This is the mail archive of the
xsl-list@mulberrytech.com
mailing list .
RE: SAXON and UTF-8
- To: <xsl-list at lists dot mulberrytech dot com>
- Subject: RE: [xsl] SAXON and UTF-8
- From: "Julian Reschke" <julian dot reschke at gmx dot de>
- Date: Thu, 27 Sep 2001 15:47:02 +0200
- Reply-To: xsl-list at lists dot mulberrytech dot com
But then maybe it's the missing support for UTF-8 Byte Order Marks?

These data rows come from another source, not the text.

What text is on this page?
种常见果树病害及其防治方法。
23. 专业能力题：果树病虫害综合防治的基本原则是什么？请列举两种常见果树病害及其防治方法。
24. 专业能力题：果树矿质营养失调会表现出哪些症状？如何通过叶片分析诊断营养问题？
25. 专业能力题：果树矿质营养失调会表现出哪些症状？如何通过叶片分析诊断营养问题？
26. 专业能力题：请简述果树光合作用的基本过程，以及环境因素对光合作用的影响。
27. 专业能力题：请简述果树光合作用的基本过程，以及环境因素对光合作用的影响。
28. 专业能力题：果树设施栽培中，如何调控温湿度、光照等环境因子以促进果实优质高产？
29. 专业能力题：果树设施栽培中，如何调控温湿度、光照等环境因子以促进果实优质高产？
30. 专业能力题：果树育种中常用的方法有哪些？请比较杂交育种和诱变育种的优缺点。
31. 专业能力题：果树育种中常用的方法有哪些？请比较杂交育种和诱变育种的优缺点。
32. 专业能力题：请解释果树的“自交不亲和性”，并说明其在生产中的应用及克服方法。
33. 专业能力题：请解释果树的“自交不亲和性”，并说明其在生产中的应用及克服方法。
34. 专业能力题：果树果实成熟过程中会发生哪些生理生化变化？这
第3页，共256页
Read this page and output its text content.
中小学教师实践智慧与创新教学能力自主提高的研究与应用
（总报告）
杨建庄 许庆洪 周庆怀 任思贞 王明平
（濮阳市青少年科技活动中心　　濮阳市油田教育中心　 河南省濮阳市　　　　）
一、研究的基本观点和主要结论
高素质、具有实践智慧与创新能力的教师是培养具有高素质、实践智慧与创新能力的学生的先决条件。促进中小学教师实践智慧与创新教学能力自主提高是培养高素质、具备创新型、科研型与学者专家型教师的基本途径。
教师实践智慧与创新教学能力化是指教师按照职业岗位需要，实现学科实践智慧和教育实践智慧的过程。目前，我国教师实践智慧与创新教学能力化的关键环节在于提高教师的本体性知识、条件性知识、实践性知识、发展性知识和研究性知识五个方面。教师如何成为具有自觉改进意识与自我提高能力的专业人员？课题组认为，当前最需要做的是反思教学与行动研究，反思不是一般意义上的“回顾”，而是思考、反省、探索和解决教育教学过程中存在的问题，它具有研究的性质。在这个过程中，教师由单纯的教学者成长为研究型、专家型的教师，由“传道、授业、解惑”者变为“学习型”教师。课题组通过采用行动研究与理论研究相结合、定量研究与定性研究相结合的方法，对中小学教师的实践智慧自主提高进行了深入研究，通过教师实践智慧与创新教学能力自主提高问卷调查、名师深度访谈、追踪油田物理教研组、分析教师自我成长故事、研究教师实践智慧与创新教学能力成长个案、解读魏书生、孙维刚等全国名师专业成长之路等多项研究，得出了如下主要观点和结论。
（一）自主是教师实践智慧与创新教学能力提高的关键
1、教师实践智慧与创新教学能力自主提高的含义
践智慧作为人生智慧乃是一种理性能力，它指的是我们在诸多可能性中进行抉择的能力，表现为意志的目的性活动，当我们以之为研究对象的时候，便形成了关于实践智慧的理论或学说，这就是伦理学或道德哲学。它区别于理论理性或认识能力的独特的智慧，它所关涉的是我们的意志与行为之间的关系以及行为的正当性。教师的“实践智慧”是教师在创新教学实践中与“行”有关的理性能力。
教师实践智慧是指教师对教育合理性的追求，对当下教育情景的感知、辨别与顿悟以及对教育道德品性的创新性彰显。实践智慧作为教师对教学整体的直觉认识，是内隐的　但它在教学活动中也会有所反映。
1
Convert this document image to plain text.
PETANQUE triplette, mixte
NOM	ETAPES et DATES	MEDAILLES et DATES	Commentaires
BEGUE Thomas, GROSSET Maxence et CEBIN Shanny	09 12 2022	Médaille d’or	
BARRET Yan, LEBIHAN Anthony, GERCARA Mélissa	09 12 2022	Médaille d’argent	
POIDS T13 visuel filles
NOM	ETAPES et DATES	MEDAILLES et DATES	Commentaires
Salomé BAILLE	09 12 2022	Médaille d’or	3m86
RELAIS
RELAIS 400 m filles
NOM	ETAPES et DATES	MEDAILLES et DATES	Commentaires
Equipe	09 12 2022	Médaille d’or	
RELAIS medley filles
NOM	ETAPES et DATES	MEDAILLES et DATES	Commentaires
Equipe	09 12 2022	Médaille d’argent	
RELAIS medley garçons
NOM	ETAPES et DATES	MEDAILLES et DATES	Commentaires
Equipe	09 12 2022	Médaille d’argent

> -----Original Message-----
> From: owner-xsl-list@lists.mulberrytech.com
> [mailto:owner-xsl-list@lists.mulberrytech.com]On Behalf Of Michael Kay
> Sent: Thursday, September 27, 2001 3:28 PM
> To: xsl-list@lists.mulberrytech.com
> Subject: RE: [xsl] SAXON and UTF-8
>
>
> > Newbie observations: I get the following error when feeding
> > SAXON with a XML document with UTF-8 encoding.
> >
> > --
> > E:\test\sampledocs>saxon dataseq.xml sampledoc.xsl > dataseq.fo
> > Fatal error reported by XML parser: required character (found
> > "?") (expected
> > "<"
> > )
> > URL: file:/E:/test/sampledocs/dataseq.xml
> > Line: 1
> > Column: 5
> > Error
> > required character (found "?") (expected "<")
>
> This message suggests that there's no problem with your UTF-8,
> but there is
> a problem with your XML. Without seeing the file, I can't tell
> you what the
> problem is.
>
> > Saving in "plain text" triggers the appropriate error message
> > from SAXON:
> >
> > E:\test\sampledocs>saxon dataseq.xml sampledoc.xsl > dataseq.fo
> > Fatal error reported by XML parser: bad continuation of
> > multi-byte UTF-8 sequence (character code: 0x72)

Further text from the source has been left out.